Is Make GDPR-compliant?
Yes. Make offers EU hosting, a DPA (Data Processing Agreement) and role-based access controls. Data passes through Make servers but is not stored beyond the scenario execution window. For fully sovereign hosting, consider self-hosted alternatives.
Can Make integrate with GA4?
Yes, via the native Google Analytics module or through an HTTP call to the GA4 Data API. The connection requires a Google account with access to the GA4 property. Our guide on common GA4 configuration errors covers the setup pitfalls to avoid.
What is the difference between Make and Zapier for marketing?

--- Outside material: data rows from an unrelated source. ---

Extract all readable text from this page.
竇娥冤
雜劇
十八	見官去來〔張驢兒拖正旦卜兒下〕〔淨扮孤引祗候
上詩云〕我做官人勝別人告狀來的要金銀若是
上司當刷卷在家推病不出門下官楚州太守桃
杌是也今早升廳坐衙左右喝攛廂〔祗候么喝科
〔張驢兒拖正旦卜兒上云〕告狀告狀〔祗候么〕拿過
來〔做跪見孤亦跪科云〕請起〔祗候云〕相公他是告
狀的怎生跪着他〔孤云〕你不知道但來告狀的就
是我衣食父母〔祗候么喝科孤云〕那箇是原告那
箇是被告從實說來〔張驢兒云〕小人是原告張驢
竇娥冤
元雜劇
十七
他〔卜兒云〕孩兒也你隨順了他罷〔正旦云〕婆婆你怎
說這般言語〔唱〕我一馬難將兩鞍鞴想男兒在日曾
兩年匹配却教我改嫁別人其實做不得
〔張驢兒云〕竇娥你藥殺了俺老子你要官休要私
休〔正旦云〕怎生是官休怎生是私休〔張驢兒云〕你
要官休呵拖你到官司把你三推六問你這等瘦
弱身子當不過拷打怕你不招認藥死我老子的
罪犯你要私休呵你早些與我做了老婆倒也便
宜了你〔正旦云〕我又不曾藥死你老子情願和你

Make offers a clearer visual interface for branching scenarios, a stronger operations-to-price ratio and advanced data manipulation tools. Zapier has a larger integration catalogue (7,000+ vs 1,700). Our full comparison details the differences.
Can I combine Make with n8n?
Absolutely. Some organisations use Make for straightforward, quick-to-build scenarios and n8n for complex workflows that require custom code or self-hosting. The key is maintaining clear documentation of which automations run on which platform.